Abirpothi

India’s only daily art newspaper

Fictional Characters of Afra Eisma in Textile Art Projects

Visual art has relied upon Visuals. What we see is the principal thing in visual art, and what we carry and sublimate also matters. Artwork can come anywhere, literature or folklore, a song or resistance, political uprising and revolution. Any event can stimulate artwork. What we see is a manifestation of other things.

Poke Press Squeeze Clasp, 2021-23 by Afra Eisma | Photo: Krispin

An artist, Afra Eisma from Hague, exhibited her work in the Kiran Nadar Museum of Art as part of a group show titled ‘Very Small Feelings’, as part of a fourth exhibition of the Young Artists of Our Times series, in collaboration with Samdani Art Foundation, Co-curated by Akansha Rastogi and Dian Campbell with Ruxmini Coudhury, Avik Debdas and Swati Kumari.

Poke Press Squeeze Clasp by Afra Eisma | Photo: Krispin

Eisma starts to work with women’s literature and feminist writing from diverse cultural backgrounds. Afra Eisma uses Begum Rokeya (1880-1932), Audre Lorde (1934– 1992), and Ursula Kroeber Le Guin’s (1929– 2018) works and thoughts to reproduce the fictional characters as ‘out of the box’ art projects. How can these three writers and thinkers from different cultural backgrounds meet and reflect together? The meeting point of these three legendary women’, as of now, is Afra Eisma’s projects. Afra Eisma created her imaginary characters, which were made through ideas provoked by the writers she read.

We don’t know how Bengali feminist thinker, writer, educator, professor, teacher, and woman activist Begum Rokeya influenced or provoked Eisma to create fictional characters. Begum Rokeya was a political activity, especially for Muslim Girls from East Bengal, undivided Bengal in present-day Bangladesh. Which element Eisma bring from Audre Lorde is unknown and needs to be visible clearly. Audre Lorde was an American writer, womanist, radical feminist, professor, philosopher and civil rights activist, and declared herself black, lesbian, feminist, socialist, mother, warrior, and poet. And Ursula Le Guin, known for her fiction fantasy series, writes over 20 novels and is celebrated much.

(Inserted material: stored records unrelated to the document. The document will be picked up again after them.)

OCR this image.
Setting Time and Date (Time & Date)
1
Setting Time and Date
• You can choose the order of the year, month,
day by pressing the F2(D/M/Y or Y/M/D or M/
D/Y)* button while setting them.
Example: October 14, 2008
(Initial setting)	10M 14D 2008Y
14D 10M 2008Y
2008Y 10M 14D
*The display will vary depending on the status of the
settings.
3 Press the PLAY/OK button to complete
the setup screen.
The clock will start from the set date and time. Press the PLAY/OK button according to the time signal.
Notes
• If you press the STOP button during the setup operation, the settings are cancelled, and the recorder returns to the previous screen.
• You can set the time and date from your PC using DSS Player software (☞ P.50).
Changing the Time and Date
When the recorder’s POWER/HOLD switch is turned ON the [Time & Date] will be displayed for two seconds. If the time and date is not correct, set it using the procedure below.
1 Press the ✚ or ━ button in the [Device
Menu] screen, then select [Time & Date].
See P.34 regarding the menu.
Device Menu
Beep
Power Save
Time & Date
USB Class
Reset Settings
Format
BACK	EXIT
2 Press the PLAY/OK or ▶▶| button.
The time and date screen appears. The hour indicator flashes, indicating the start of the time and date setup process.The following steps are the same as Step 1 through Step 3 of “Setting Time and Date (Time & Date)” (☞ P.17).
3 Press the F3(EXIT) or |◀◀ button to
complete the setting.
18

Poke Press Squeeze Clasp by Afra Eisma | Photo: Krispin

Artists Eisma puts these three legendary women writers and thinkers in an initial position of her creations, dialogues about unexplored regions of fictional characters in Textile medium, and allows the audience to engage in her work of art. Space is open in KNMA hall, occupied by the fictional characters of Eisma, which comes from fiction or reality that carries us into an actual area of ideas. The artist creates a space welcoming the audience to mingle with her works closely, touch the artwork, hold them for a moment, and take a selfie with them. Art is not always staying away from us; some we can carry, feel it. Afra Eisma creates a space of ‘body’ of works, which bring the ‘alien’ characters that are lost in anatomy or evolved in.

This project is based upon human experience where we can intertwine our limbs with those of otherwordly and alien beings, taking delight in the physical closeness of assembly and embrace as a core element of our life. Gathered on the floor, they are coloured and manipulated, telling the story of alien anatomy, elevated figures from a storyless air, which permits us to entangle in their embrace and engage in conversation with their worlds and worlds of other visitors and to imagine new worlds altogether.

Artist Afra Eisma and Participant of the workshop ”Fluffy & Loose”, Building fictional characters through a textile workshop led by Afra Eisma in KNMA. | Photo: Krispin

Shared experience and mutual understanding are essential, especially in isolation and uncertainty. Responding to an increasing experience of uneasiness towards anything deemed extraneous to our familial environment, Eisma seeks to appease these maladies by and through art experience. Art experience is not something ‘outer’ body experience. That is also part of our ‘body’. Art is created as a body experience, which becomes an ‘outer’ body experience.

Using craft techniques in novel ways, Eisma explores and manifests personal stories through immersive and intimate installations of textiles, sculptures, and ceramics. Inspiring her works are characters or imaginary friends that interweave sensuality with lightheartedness, as noted in the artist’s statement.